Über 200 Neonazis nehmen Leipzigs Alternativviertel Connewitz auseinander. Der Angriff läutet eine neue Ära ein.

Zertrümmerte Scheiben im Leipziger Stadtteil Connewitz. Foto: dpa

Leipzig/Berlin taz | Der Abend der Verwüstung beginnt in einer abgelegenen Seitenstraße zwischen einem Gewächshaus und einer Industriehalle. Threnaer Straße, Montagabend. Von hier bis ins Zentrum des neuen Straßenkampfes sind es, zu Fuß, 1.500 Meter. Nur selten ist der ruhige Weg in diesem Gewerbegebiet so voll beparkt.
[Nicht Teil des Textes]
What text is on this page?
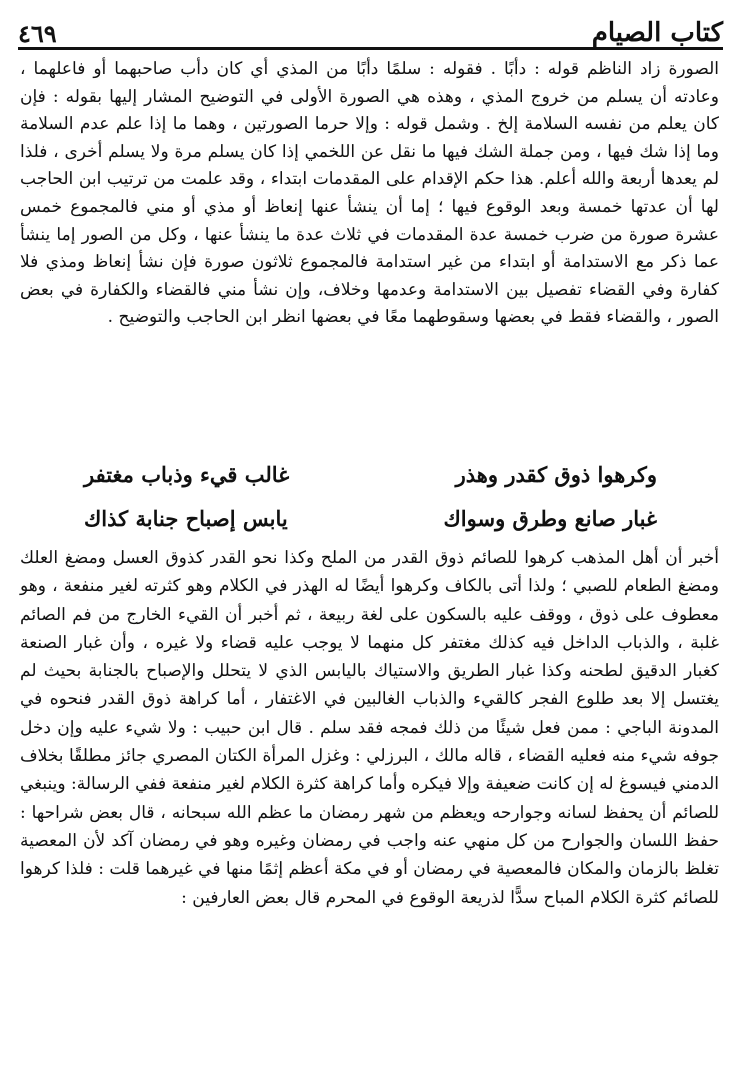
٤٦٩	كتاب الصيام

الصورة زاد الناظم قوله : دأبًا . فقوله : سلمًا دأبًا من المذي أي كان دأب صاحبهما أو فاعلهما ، وعادته أن يسلم من خروج المذي ، وهذه هي الصورة الأولى في التوضيح المشار إليها بقوله : فإن كان يعلم من نفسه السلامة إلخ . وشمل قوله : وإلا حرما الصورتين ، وهما ما إذا علم عدم السلامة وما إذا شك فيها ، ومن جملة الشك فيها ما نقل عن اللخمي إذا كان يسلم مرة ولا يسلم أخرى ، فلذا لم يعدها أربعة والله أعلم. هذا حكم الإقدام على المقدمات ابتداء ، وقد علمت من ترتيب ابن الحاجب لها أن عدتها خمسة وبعد الوقوع فيها ؛ إما أن ينشأ عنها إنعاظ أو مذي أو مني فالمجموع خمس عشرة صورة من ضرب خمسة عدة المقدمات في ثلاث عدة ما ينشأ عنها ، وكل من الصور إما ينشأ عما ذكر مع الاستدامة أو ابتداء من غير استدامة فالمجموع ثلاثون صورة فإن نشأ إنعاظ ومذي فلا كفارة وفي القضاء تفصيل بين الاستدامة وعدمها وخلاف، وإن نشأ مني فالقضاء والكفارة في بعض الصور ، والقضاء فقط في بعضها وسقوطهما معًا في بعضها انظر ابن الحاجب والتوضيح .

وكرهوا ذوق كقدر وهذر
غالب قيء وذباب مغتفر
غبار صانع وطرق وسواك
يابس إصباح جنابة كذاك

أخبر أن أهل المذهب كرهوا للصائم ذوق القدر من الملح وكذا نحو القدر كذوق العسل ومضغ العلك ومضغ الطعام للصبي ؛ ولذا أتى بالكاف وكرهوا أيضًا له الهذر في الكلام وهو كثرته لغير منفعة ، وهو معطوف على ذوق ، ووقف عليه بالسكون على لغة ربيعة ، ثم أخبر أن القيء الخارج من فم الصائم غلبة ، والذباب الداخل فيه كذلك مغتفر كل منهما لا يوجب عليه قضاء ولا غيره ، وأن غبار الصنعة كغبار الدقيق لطحنه وكذا غبار الطريق والاستياك باليابس الذي لا يتحلل والإصباح بالجنابة بحيث لم يغتسل إلا بعد طلوع الفجر كالقيء والذباب الغالبين في الاغتفار ، أما كراهة ذوق القدر فنحوه في المدونة الباجي : ممن فعل شيئًا من ذلك فمجه فقد سلم . قال ابن حبيب : ولا شيء عليه وإن دخل جوفه شيء منه فعليه القضاء ، قاله مالك ، البرزلي : وغزل المرأة الكتان المصري جائز مطلقًا بخلاف الدمني فيسوغ له إن كانت ضعيفة وإلا فيكره وأما كراهة كثرة الكلام لغير منفعة ففي الرسالة: وينبغي للصائم أن يحفظ لسانه وجوارحه ويعظم من شهر رمضان ما عظم الله سبحانه ، قال بعض شراحها : حفظ اللسان والجوارح من كل منهي عنه واجب في رمضان وغيره وهو في رمضان آكد لأن المعصية تغلظ بالزمان والمكان فالمعصية في رمضان أو في مكة أعظم إثمًا منها في غيرهما قلت : فلذا كرهوا للصائم كثرة الكلام المباح سدًّا لذريعة الوقوع في المحرم قال بعض العارفين :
Ein dunkler Mercedes fährt heran. Aus Pirna, Dresden und Gera kommen Autos an. Mal sind es Kleinwagen, mal ältere Volkswagen der Mittelklasse. Zwei Autos mit Wiener Kennzeichen halten ebenfalls hier, eines ist offenbar ein Mietwagen. Trainierte Typen, schwarz gekleidet, steigen aus. Sie lassen ihre Handys im Wagen. In einem Auto ist eine Axt zu sehen. Dann gehen sie hinüber und nehmen die Läden an der Wolfgang-Heinze-Straße, der Hauptstraße von Connewitz, auseinander.

Sie schlagen die Fensterscheiben eines Dönerladens ein, stecken Mülltonnen in Brand, attackieren Straßencafés und Szenekneipen. Schließlich demolieren sie den Laden von Roter Stern Leipzig, einem Fußballverein mit linker Fanklientel. Innerhalb von Minuten ist der gesamte Straßenzug demoliert. Eine kurze, koordinierte Aktion. Connewitz brennt. Wieder.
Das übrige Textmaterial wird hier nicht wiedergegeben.